Cojo la chaqueta y salgo a toda prisa del portal de camino al "Clover", un garito irlandés de mala muerte en el que la música era buena y las consumiciones baratas. Durante el camino trato de encontrar la inspiración necesaria para sacar adelante el trabajo de la noche, y me fijo en la publicidad de una marquesina que anuncia el próximo festival de rock de la ciudad. Imagino lo que sería dejar de entrevistas a perdedores y dar un salto de calidad en mi carrera.


Llego a la puerta del bar y me introduzco a toda prisa como si fuera el puto Speedy González, de la misma manera que se hace cuando vuelves a casa cagándote y cuando estás a punto de llegar la necesidad aprieta más que nunca y no sabes si vas a ser capaz de llegar a tiempo. Dentro me encuentro con José, el típico pesado con el que detestas encontrarte cuando tu mayor prioridad es ir a tomar un trago en soledad.

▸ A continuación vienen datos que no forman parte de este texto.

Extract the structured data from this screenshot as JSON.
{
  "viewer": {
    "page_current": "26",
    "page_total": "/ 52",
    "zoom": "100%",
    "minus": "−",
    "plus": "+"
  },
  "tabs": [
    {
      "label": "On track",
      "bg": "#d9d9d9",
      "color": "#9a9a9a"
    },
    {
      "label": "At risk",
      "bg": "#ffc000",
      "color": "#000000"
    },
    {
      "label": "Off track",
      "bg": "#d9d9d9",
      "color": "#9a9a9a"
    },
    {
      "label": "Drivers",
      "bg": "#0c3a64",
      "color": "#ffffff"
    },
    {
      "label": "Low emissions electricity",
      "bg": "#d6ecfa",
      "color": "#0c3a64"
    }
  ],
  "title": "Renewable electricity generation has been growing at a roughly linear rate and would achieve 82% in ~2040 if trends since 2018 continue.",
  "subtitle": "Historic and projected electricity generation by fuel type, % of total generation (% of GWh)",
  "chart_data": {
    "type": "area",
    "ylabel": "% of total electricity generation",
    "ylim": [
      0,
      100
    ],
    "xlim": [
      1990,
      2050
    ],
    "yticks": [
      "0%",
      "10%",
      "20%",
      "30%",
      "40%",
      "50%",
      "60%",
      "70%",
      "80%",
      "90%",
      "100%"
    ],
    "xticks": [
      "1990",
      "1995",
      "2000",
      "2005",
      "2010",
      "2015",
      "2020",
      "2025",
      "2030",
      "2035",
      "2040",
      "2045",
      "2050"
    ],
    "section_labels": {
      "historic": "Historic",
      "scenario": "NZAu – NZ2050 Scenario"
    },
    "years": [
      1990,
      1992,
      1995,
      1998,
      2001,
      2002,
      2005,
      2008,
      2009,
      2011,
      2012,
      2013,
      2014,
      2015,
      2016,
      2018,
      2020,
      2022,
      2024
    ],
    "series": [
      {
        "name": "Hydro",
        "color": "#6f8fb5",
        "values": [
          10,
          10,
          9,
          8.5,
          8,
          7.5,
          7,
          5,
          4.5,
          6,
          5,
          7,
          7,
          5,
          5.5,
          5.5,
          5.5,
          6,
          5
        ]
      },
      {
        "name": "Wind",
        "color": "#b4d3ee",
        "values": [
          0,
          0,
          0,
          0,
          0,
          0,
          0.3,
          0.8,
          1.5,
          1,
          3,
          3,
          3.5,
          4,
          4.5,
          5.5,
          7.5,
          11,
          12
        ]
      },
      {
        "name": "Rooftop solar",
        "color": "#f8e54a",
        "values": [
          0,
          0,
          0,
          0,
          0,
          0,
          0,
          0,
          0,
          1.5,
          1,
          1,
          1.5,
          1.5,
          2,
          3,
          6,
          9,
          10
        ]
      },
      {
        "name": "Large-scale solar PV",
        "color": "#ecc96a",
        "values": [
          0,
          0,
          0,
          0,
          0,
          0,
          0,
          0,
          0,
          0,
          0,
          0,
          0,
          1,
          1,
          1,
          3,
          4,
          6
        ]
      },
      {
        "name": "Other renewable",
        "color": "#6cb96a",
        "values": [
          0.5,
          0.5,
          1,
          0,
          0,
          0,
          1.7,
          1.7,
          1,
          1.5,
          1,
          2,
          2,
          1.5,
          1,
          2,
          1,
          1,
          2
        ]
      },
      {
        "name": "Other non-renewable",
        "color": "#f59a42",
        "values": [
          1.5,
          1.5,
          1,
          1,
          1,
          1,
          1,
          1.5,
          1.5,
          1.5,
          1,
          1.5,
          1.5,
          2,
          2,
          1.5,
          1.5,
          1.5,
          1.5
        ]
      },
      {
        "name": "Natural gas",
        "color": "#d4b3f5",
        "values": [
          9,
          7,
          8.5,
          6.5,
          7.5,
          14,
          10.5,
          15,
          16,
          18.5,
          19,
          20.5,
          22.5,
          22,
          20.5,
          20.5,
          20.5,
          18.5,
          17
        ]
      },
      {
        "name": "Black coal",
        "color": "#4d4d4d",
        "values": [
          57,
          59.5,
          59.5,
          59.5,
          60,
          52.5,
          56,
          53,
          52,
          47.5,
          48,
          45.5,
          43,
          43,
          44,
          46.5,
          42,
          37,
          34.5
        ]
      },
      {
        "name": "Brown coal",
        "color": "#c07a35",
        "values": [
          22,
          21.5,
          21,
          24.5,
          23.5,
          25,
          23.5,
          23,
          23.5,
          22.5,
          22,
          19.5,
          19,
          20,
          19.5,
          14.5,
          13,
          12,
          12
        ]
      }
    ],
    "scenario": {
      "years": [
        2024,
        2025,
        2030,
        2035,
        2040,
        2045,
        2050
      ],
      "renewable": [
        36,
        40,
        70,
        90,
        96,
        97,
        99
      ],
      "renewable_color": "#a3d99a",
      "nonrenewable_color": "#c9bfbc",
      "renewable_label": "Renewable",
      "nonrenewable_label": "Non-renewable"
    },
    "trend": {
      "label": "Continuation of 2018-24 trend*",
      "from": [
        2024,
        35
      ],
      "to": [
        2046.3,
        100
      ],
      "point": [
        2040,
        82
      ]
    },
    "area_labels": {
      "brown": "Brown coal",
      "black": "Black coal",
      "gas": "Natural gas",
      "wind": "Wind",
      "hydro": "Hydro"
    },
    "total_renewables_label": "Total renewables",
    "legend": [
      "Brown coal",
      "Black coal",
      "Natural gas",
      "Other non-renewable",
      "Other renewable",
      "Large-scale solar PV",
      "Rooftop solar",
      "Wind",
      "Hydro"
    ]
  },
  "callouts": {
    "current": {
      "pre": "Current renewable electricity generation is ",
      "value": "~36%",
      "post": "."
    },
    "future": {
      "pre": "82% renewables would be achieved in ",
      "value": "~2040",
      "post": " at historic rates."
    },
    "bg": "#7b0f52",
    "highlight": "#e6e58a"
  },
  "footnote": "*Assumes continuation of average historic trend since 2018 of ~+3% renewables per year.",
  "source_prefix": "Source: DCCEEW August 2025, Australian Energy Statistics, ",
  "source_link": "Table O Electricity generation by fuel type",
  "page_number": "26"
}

- ¡Qué pasa tío! ¿Otra vez por aquí?
- Eso parece.


José nunca me gustó, pero su hermana sí. Fuimos compañeros de clase en el instituto y en una ocasión me hizo una paja en los baños. Me meso el bigote mientras recuerdo aquella imagen con la mirada perdida y en el momento en el que mi mano se acerca a mi nariz, un repugnante hedor a pescadería hace que esté a punto de perder el equilibrio. Probablemente me la haya estado estrujando antes de venir a emborracharme, tratando de encontrar la inspiración para mi entrevista. Quizás pensando en la hermana de José. Mientras tanto, él continúa tratando de entablar una conversación que nunca llegará.
- ¿Qué, tomando una copa?
- Sí – le contesto secamente mientras pienso en lo mucho que me gustaría en ese momento sacar una pistola del bolsillo de mi chaqueta y apretar el gatillo cuando justamente tenga el cañón apretado contra esa bocaza que perturba mi calma.
Mientras José continúa con sus insistentes pero intrascendentes preguntas, rebusco de manera nerviosa en los bolsillos con el fin de tener el golpe de suerte de mi vida y encontrar aquella pistola que momentos antes había estado imaginando. Pero la búsqueda no ha sido en vano, y en uno de los bolsillos encuentro un porro de marihuana que probablemente no tuve valor de encender la noche anterior a causa de mi estado de embriaguez. Dejando a José con la palabra en la boca, bajo las escaleras hasta el baño. Una vez dentro, abro la primera puerta de los retretes, pero un gran mojón asoma por encima de la taza de un modo monstruoso y el suelo está completamente encharcado. Pruebo en otra de las puertas y me introduzco, echando el pestillo por dentro. Abro el ventanuco que hay encima de mi cabeza con la esperanza de no armar mucho jaleo a causa del humo y el olor y me dispongo a emprenderme en el viaje espiritual que conlleva encender aquel delicioso canuto. Todavía me queda alguna cerilla de la noche anterior que enciendo con dificultad. Le doy las dos primeras caladas y un aroma entre dulce y picante baja por mi garganta mientras espero aletargado a que la droga haga efecto. No soy un consumidor habitual, pero reconozco que como vicioso profesional, me siento en la obligación de probarlo de vez en cuando como pasatiempo. Continúo fumando y un agradable escalofrío me recorre la espalda mientras mis manos comienzan a perder la sensibilidad. Todo comienza a parecerme más divertido y más irreal, mientras que mi cerebro comienza a derretirse como si fuera un pedazo de mantequilla dentro de un microondas.
Termino de fumar y me quedo sentado sobre la taza unos segundos, recordando pensamientos lejanos que alguna vez, en algún momento de mi vida, llegaron a preocuparme. Pero ya no son más que sombras. Salgo del baño a trompicones y subo las escaleras. José sigue allí, abusando del mix de frutos secos que reposa en un cuenco sobre la barra, pero ya no me produce esa sensación de ansiedad. Por el contrario, José ahora me parece una persona muy graciosa. Una miserable persona graciosa.